Aries was flustered, avoiding eye contact. “What did that one have to do with any of the others? You don’t think of me like that, do you?”
“What? Like-” It took me a second to even hear the question. It made no sense to me. How could he even think he was anything like them? He was the opposite.
“Aries, I wanted to make her jealous. It was petty and stupid. I shouldn’t have done it. I love you— you’re nothing like any of those others. It was meant to be private.”
“You’re serious?” he asked.
I sighed.
“You really think she’d be jealous?”
“Is that really the sticking point? Yeah. She’ll fucking hate it.”

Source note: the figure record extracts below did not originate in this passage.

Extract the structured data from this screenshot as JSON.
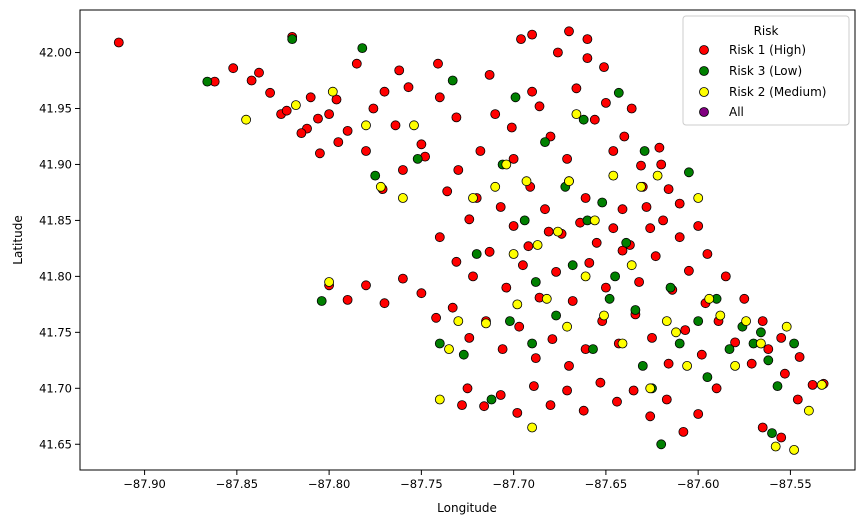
{
  "chart_data": {
    "type": "scatter",
    "title": "",
    "xlabel": "Longitude",
    "ylabel": "Latitude",
    "xlim": [
      -87.935,
      -87.515
    ],
    "ylim": [
      41.627,
      42.038
    ],
    "xticks": [
      -87.9,
      -87.85,
      -87.8,
      -87.75,
      -87.7,
      -87.65,
      -87.6,
      -87.55
    ],
    "xtick_labels": [
      "−87.90",
      "−87.85",
      "−87.80",
      "−87.75",
      "−87.70",
      "−87.65",
      "−87.60",
      "−87.55"
    ],
    "yticks": [
      41.65,
      41.7,
      41.75,
      41.8,
      41.85,
      41.9,
      41.95,
      42.0
    ],
    "ytick_labels": [
      "41.65",
      "41.70",
      "41.75",
      "41.80",
      "41.85",
      "41.90",
      "41.95",
      "42.00"
    ],
    "grid": false,
    "legend": {
      "title": "Risk",
      "placement": "top-right",
      "entries": [
        {
          "label": "Risk 1 (High)",
          "color": "#ff0000"
        },
        {
          "label": "Risk 3 (Low)",
          "color": "#008000"
        },
        {
          "label": "Risk 2 (Medium)",
          "color": "#ffff00"
        },
        {
          "label": "All",
          "color": "#800080"
        }
      ]
    },
    "series": [
      {
        "name": "Risk 1 (High)",
        "color": "#ff0000",
        "points": [
          [
            -87.914,
            42.009
          ],
          [
            -87.862,
            41.974
          ],
          [
            -87.852,
            41.986
          ],
          [
            -87.838,
            41.982
          ],
          [
            -87.826,
            41.945
          ],
          [
            -87.82,
            42.014
          ],
          [
            -87.812,
            41.932
          ],
          [
            -87.805,
            41.91
          ],
          [
            -87.796,
            41.958
          ],
          [
            -87.785,
            41.99
          ],
          [
            -87.776,
            41.95
          ],
          [
            -87.771,
            41.878
          ],
          [
            -87.764,
            41.935
          ],
          [
            -87.757,
            41.969
          ],
          [
            -87.748,
            41.907
          ],
          [
            -87.741,
            41.99
          ],
          [
            -87.736,
            41.876
          ],
          [
            -87.731,
            41.942
          ],
          [
            -87.724,
            41.851
          ],
          [
            -87.718,
            41.912
          ],
          [
            -87.713,
            41.98
          ],
          [
            -87.707,
            41.862
          ],
          [
            -87.701,
            41.933
          ],
          [
            -87.696,
            42.012
          ],
          [
            -87.691,
            41.88
          ],
          [
            -87.686,
            41.952
          ],
          [
            -87.681,
            41.84
          ],
          [
            -87.676,
            42.0
          ],
          [
            -87.671,
            41.905
          ],
          [
            -87.666,
            41.968
          ],
          [
            -87.661,
            41.87
          ],
          [
            -87.656,
            41.94
          ],
          [
            -87.651,
            41.987
          ],
          [
            -87.646,
            41.912
          ],
          [
            -87.641,
            41.86
          ],
          [
            -87.636,
            41.95
          ],
          [
            -87.631,
            41.899
          ],
          [
            -87.626,
            41.843
          ],
          [
            -87.621,
            41.915
          ],
          [
            -87.616,
            41.878
          ],
          [
            -87.61,
            41.835
          ],
          [
            -87.74,
            41.835
          ],
          [
            -87.731,
            41.813
          ],
          [
            -87.722,
            41.8
          ],
          [
            -87.713,
            41.822
          ],
          [
            -87.704,
            41.79
          ],
          [
            -87.695,
            41.81
          ],
          [
            -87.686,
            41.781
          ],
          [
            -87.677,
            41.804
          ],
          [
            -87.668,
            41.778
          ],
          [
            -87.659,
            41.812
          ],
          [
            -87.65,
            41.79
          ],
          [
            -87.641,
            41.823
          ],
          [
            -87.632,
            41.795
          ],
          [
            -87.623,
            41.818
          ],
          [
            -87.614,
            41.788
          ],
          [
            -87.605,
            41.805
          ],
          [
            -87.596,
            41.776
          ],
          [
            -87.8,
            41.792
          ],
          [
            -87.79,
            41.779
          ],
          [
            -87.78,
            41.792
          ],
          [
            -87.77,
            41.776
          ],
          [
            -87.76,
            41.798
          ],
          [
            -87.75,
            41.785
          ],
          [
            -87.742,
            41.763
          ],
          [
            -87.733,
            41.772
          ],
          [
            -87.724,
            41.745
          ],
          [
            -87.715,
            41.76
          ],
          [
            -87.706,
            41.735
          ],
          [
            -87.697,
            41.755
          ],
          [
            -87.688,
            41.727
          ],
          [
            -87.679,
            41.744
          ],
          [
            -87.67,
            41.72
          ],
          [
            -87.661,
            41.735
          ],
          [
            -87.652,
            41.76
          ],
          [
            -87.643,
            41.74
          ],
          [
            -87.634,
            41.766
          ],
          [
            -87.625,
            41.745
          ],
          [
            -87.616,
            41.722
          ],
          [
            -87.607,
            41.752
          ],
          [
            -87.598,
            41.73
          ],
          [
            -87.589,
            41.76
          ],
          [
            -87.58,
            41.741
          ],
          [
            -87.571,
            41.722
          ],
          [
            -87.562,
            41.735
          ],
          [
            -87.553,
            41.713
          ],
          [
            -87.545,
            41.728
          ],
          [
            -87.538,
            41.703
          ],
          [
            -87.532,
            41.704
          ],
          [
            -87.546,
            41.69
          ],
          [
            -87.555,
            41.656
          ],
          [
            -87.565,
            41.665
          ],
          [
            -87.725,
            41.7
          ],
          [
            -87.716,
            41.684
          ],
          [
            -87.707,
            41.694
          ],
          [
            -87.698,
            41.678
          ],
          [
            -87.689,
            41.702
          ],
          [
            -87.68,
            41.685
          ],
          [
            -87.671,
            41.698
          ],
          [
            -87.662,
            41.68
          ],
          [
            -87.653,
            41.705
          ],
          [
            -87.644,
            41.688
          ],
          [
            -87.635,
            41.698
          ],
          [
            -87.626,
            41.675
          ],
          [
            -87.617,
            41.69
          ],
          [
            -87.608,
            41.661
          ],
          [
            -87.6,
            41.677
          ],
          [
            -87.59,
            41.7
          ],
          [
            -87.728,
            41.685
          ],
          [
            -87.7,
            41.845
          ],
          [
            -87.692,
            41.827
          ],
          [
            -87.683,
            41.86
          ],
          [
            -87.674,
            41.838
          ],
          [
            -87.664,
            41.848
          ],
          [
            -87.655,
            41.83
          ],
          [
            -87.646,
            41.843
          ],
          [
            -87.637,
            41.828
          ],
          [
            -87.628,
            41.862
          ],
          [
            -87.619,
            41.85
          ],
          [
            -87.61,
            41.865
          ],
          [
            -87.6,
            41.845
          ],
          [
            -87.595,
            41.82
          ],
          [
            -87.585,
            41.8
          ],
          [
            -87.575,
            41.78
          ],
          [
            -87.565,
            41.76
          ],
          [
            -87.555,
            41.745
          ],
          [
            -87.76,
            41.895
          ],
          [
            -87.75,
            41.918
          ],
          [
            -87.74,
            41.96
          ],
          [
            -87.73,
            41.895
          ],
          [
            -87.72,
            41.87
          ],
          [
            -87.71,
            41.945
          ],
          [
            -87.7,
            41.905
          ],
          [
            -87.69,
            41.965
          ],
          [
            -87.68,
            41.925
          ],
          [
            -87.67,
            41.885
          ],
          [
            -87.66,
            41.995
          ],
          [
            -87.65,
            41.955
          ],
          [
            -87.64,
            41.925
          ],
          [
            -87.63,
            41.88
          ],
          [
            -87.62,
            41.9
          ],
          [
            -87.69,
            42.016
          ],
          [
            -87.67,
            42.019
          ],
          [
            -87.66,
            42.012
          ],
          [
            -87.78,
            41.912
          ],
          [
            -87.79,
            41.93
          ],
          [
            -87.8,
            41.945
          ],
          [
            -87.81,
            41.96
          ],
          [
            -87.77,
            41.965
          ],
          [
            -87.762,
            41.984
          ],
          [
            -87.832,
            41.964
          ],
          [
            -87.842,
            41.975
          ],
          [
            -87.823,
            41.948
          ],
          [
            -87.815,
            41.928
          ],
          [
            -87.806,
            41.941
          ],
          [
            -87.795,
            41.92
          ]
        ]
      },
      {
        "name": "Risk 3 (Low)",
        "color": "#008000",
        "points": [
          [
            -87.866,
            41.974
          ],
          [
            -87.82,
            42.012
          ],
          [
            -87.804,
            41.778
          ],
          [
            -87.782,
            42.004
          ],
          [
            -87.775,
            41.89
          ],
          [
            -87.752,
            41.905
          ],
          [
            -87.74,
            41.74
          ],
          [
            -87.733,
            41.975
          ],
          [
            -87.727,
            41.73
          ],
          [
            -87.72,
            41.82
          ],
          [
            -87.712,
            41.69
          ],
          [
            -87.706,
            41.9
          ],
          [
            -87.699,
            41.96
          ],
          [
            -87.694,
            41.85
          ],
          [
            -87.688,
            41.795
          ],
          [
            -87.683,
            41.92
          ],
          [
            -87.677,
            41.765
          ],
          [
            -87.672,
            41.88
          ],
          [
            -87.668,
            41.81
          ],
          [
            -87.662,
            41.94
          ],
          [
            -87.657,
            41.735
          ],
          [
            -87.652,
            41.866
          ],
          [
            -87.648,
            41.78
          ],
          [
            -87.643,
            41.964
          ],
          [
            -87.639,
            41.83
          ],
          [
            -87.634,
            41.77
          ],
          [
            -87.629,
            41.912
          ],
          [
            -87.625,
            41.7
          ],
          [
            -87.62,
            41.65
          ],
          [
            -87.615,
            41.79
          ],
          [
            -87.61,
            41.74
          ],
          [
            -87.605,
            41.893
          ],
          [
            -87.6,
            41.76
          ],
          [
            -87.595,
            41.71
          ],
          [
            -87.59,
            41.78
          ],
          [
            -87.583,
            41.735
          ],
          [
            -87.576,
            41.755
          ],
          [
            -87.57,
            41.74
          ],
          [
            -87.562,
            41.725
          ],
          [
            -87.56,
            41.66
          ],
          [
            -87.548,
            41.74
          ],
          [
            -87.557,
            41.702
          ],
          [
            -87.566,
            41.75
          ],
          [
            -87.66,
            41.85
          ],
          [
            -87.645,
            41.8
          ],
          [
            -87.63,
            41.72
          ],
          [
            -87.702,
            41.76
          ],
          [
            -87.69,
            41.74
          ]
        ]
      },
      {
        "name": "Risk 2 (Medium)",
        "color": "#ffff00",
        "points": [
          [
            -87.845,
            41.94
          ],
          [
            -87.818,
            41.953
          ],
          [
            -87.8,
            41.795
          ],
          [
            -87.798,
            41.965
          ],
          [
            -87.78,
            41.935
          ],
          [
            -87.772,
            41.88
          ],
          [
            -87.76,
            41.87
          ],
          [
            -87.754,
            41.935
          ],
          [
            -87.74,
            41.69
          ],
          [
            -87.735,
            41.735
          ],
          [
            -87.73,
            41.76
          ],
          [
            -87.722,
            41.87
          ],
          [
            -87.715,
            41.758
          ],
          [
            -87.71,
            41.88
          ],
          [
            -87.704,
            41.9
          ],
          [
            -87.698,
            41.775
          ],
          [
            -87.693,
            41.885
          ],
          [
            -87.687,
            41.828
          ],
          [
            -87.682,
            41.78
          ],
          [
            -87.676,
            41.84
          ],
          [
            -87.671,
            41.755
          ],
          [
            -87.666,
            41.945
          ],
          [
            -87.661,
            41.8
          ],
          [
            -87.656,
            41.85
          ],
          [
            -87.651,
            41.765
          ],
          [
            -87.646,
            41.89
          ],
          [
            -87.641,
            41.74
          ],
          [
            -87.636,
            41.81
          ],
          [
            -87.631,
            41.88
          ],
          [
            -87.626,
            41.7
          ],
          [
            -87.622,
            41.89
          ],
          [
            -87.617,
            41.76
          ],
          [
            -87.612,
            41.75
          ],
          [
            -87.606,
            41.72
          ],
          [
            -87.6,
            41.87
          ],
          [
            -87.594,
            41.78
          ],
          [
            -87.588,
            41.765
          ],
          [
            -87.58,
            41.72
          ],
          [
            -87.574,
            41.76
          ],
          [
            -87.566,
            41.74
          ],
          [
            -87.558,
            41.648
          ],
          [
            -87.552,
            41.755
          ],
          [
            -87.54,
            41.68
          ],
          [
            -87.533,
            41.703
          ],
          [
            -87.548,
            41.645
          ],
          [
            -87.69,
            41.665
          ],
          [
            -87.67,
            41.885
          ],
          [
            -87.7,
            41.82
          ]
        ]
      },
      {
        "name": "All",
        "color": "#800080",
        "points": []
      }
    ]
  }
}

Aries chewed his lip. “Good. Then you’re keeping it in there.”
But there was still the problem of the other memories.
“How much did you see?” I asked. Aisling and Ripley had a hard time looking me in the eye. Aries, at least, had put his hand on my back.
“Too much,” Aisling said. “I’m sorry, Zeph. I didn’t know it was like that.”
“You shouldn’t be sorry. I’m fine,” I said. “Really.”
Ripley spoke next. “But all that wasn’t okay. You know that, right? She groomed you.”
I flinched. “What? No. It was a bad relationship, but it’s not like I didn’t want it.”
Aries forced me to sit down on Aisling’s bed. They were all looking at me like I was something broken. I didn’t know how to get them to stop.
“You don’t-” I started, but stopped. I tried again. “But–”
“You might have loved her,” Ripley said. “That doesn’t make it less wrong. That’s on her, not you.”
Fuck.
I felt a quick surge of panic. My chest tightened. The wolf rose up somewhere deep within me, begging to run. And I wanted to let it.
I breathed with my head between my knees for a few minutes, waited for the wolf to settle, my breath to slow, only to realize Aries was still rubbing my back.
Ripley and Aisling pretended they weren’t watching a breakdown in slow motion. Aries hugged me. His crushing weight was enough to make me feel grounded.
“We’ll figure this out, alright?” he said. “We’re going to make this okay.”